Ensaio monográfico apresentado em cumprimento às exigências da disciplina de Introdução ao Novo Testamento do Curso de Bacharel em Teologia da Faculdade Teológica Sul Americana, ministrada pelo Prof. Wander de Lara Proença.

Alguns aspectos do fim da perseguição romana sobre a igreja primitiva

INTRODUÇÃO

O grão de mostarda, quando foi semeado, era a menor de todas as sementes sobre a terra. Esta semente cresceu e se tornou uma árvore enorme, com ramos sob os quais as aves do céu puderam descansar à sua sombra. A esta metáfora se assemelha o reino de Deus, segundo Jesus Cristo (Mc 4:30-32).

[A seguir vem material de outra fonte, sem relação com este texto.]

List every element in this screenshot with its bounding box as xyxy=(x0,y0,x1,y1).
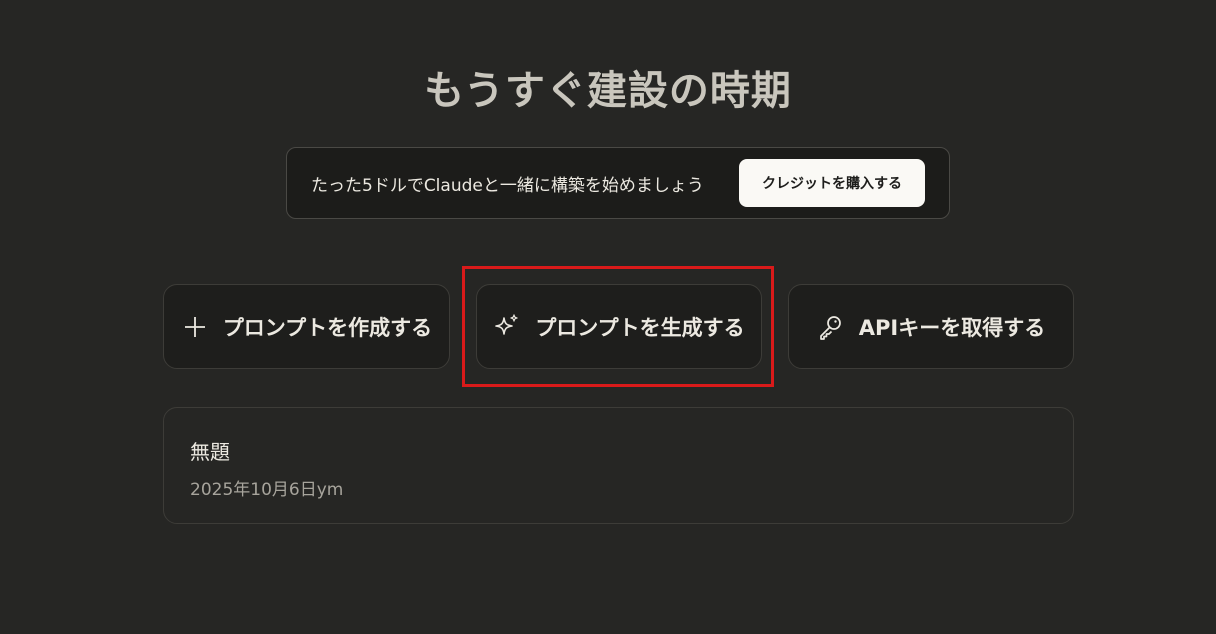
create-prompt-button[interactable]: プロンプトを作成する xyxy=(163,284,450,369)
promo-banner: たった5ドルでClaudeと一緒に構築を始めましょう クレジットを購入する xyxy=(286,147,950,219)
key-icon xyxy=(817,313,845,341)
recent-prompt-title: 無題 xyxy=(190,440,230,464)
recent-prompt-card[interactable]: 無題 2025年10月6日ym xyxy=(163,407,1074,524)
create-prompt-label: プロンプトを作成する xyxy=(222,315,433,340)
generate-prompt-button[interactable]: プロンプトを生成する xyxy=(476,284,762,369)
get-api-key-button[interactable]: APIキーを取得する xyxy=(788,284,1074,369)
promo-text: たった5ドルでClaudeと一緒に構築を始めましょう xyxy=(311,175,704,196)
generate-prompt-label: プロンプトを生成する xyxy=(535,315,745,340)
get-api-key-label: APIキーを取得する xyxy=(858,315,1046,340)
page-title: もうすぐ建設の時期 xyxy=(424,68,792,114)
sparkle-icon xyxy=(493,313,521,341)
buy-credits-button[interactable]: クレジットを購入する xyxy=(739,159,925,207)
page: もうすぐ建設の時期 たった5ドルでClaudeと一緒に構築を始めましょう クレジ… xyxy=(0,0,1216,634)
plus-icon xyxy=(181,313,209,341)
recent-prompt-date: 2025年10月6日ym xyxy=(190,480,344,500)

Esta passagem bíblica é indicada por Pardo (1977, p. 101) como prenúncio de Cristo para o crescimento da igreja cristã a partir do século II, enquanto Mateus 24:9-10 é a passagem bíblica onde Jesus previa a futura perseguição da igreja.
O crescimento da igreja e a sua perseguição pelo Império Romano são fatos históricos que se encontram intimamente ligados pela relação causa e efeito. Assim como o crescimento da igreja foi uma das causas da perseguição romana, a perseguição romana também contribuiu, sob certo aspecto, com o futuro crescimento da igreja. As principais causas e efeitos das perseguições romanas serão objeto de estudo nos dois primeiros capítulos deste trabalho.
Pardo (op. cit., p. 103) ensina que as perseguições não foram gerais e contínuas em todo o império durante o período da igreja antiga. Houve tempo em que as perseguições cessavam durante períodos mais ou menos longos. Também neste sentido, Nichols (op. cit., p. 32) refere que tudo dependia das atitudes dos imperadores e dos governos regionais, existindo muitas épocas de trégua em algumas regiões ou mesmo em todo o império.
Para Pardo (op. cit., p. 105), os períodos mais graves e críticos das perseguições ocorreram durante o império de Nero (54 a 68), Domiciano (81 a 96), Trajano (99 a 117), Adriano (117 a 138), Marco Aurélio (161-180), Sétimo Severo (193 a 219), Maximino de Tracia (235 a 238), Decio (249 a 251), Valeriano (253 a 260) e Diocleciano (284 a 305). Como se vê, há muita história neste largo período de tempo e a investigação das perseguições promovidas por todos os imperadores não permitiria uma maior profundidade do estudo. Nestes termos, opta-se como critério limitativo pela realização de um estudo versando sobre a fase final das perseguições, durante o governo do imperador Diocleciano e do imperador Constantino, dedicando-se a cada período um capítulo deste trabalho. O objetivo é fazer alguns apontamentos sobre cada período imperial, relacionando tais períodos à atitude do Império em relação ao Cristianismo. Trata-se de um importante momento histórico de transição, pelo qual o Cristianismo passou da condição de igreja perseguida para a de religio licta.
Neste percurso, percebe-se o agir de Deus na vida da humanidade. Com as perseguições, algumas pessoas apostataram. Muitas pessoas permaneceram fiéis até o fim, foram martirizadas e morreram em nome da fé cristã. O grande e poderoso Império Romano ruiu, mas a igreja continua. O ser humano nada pode por si mesmo, mas o poder de Deus é infinito e eterno. É o que se pretende demonstrar neste trabalho por meio de um olhar histórico.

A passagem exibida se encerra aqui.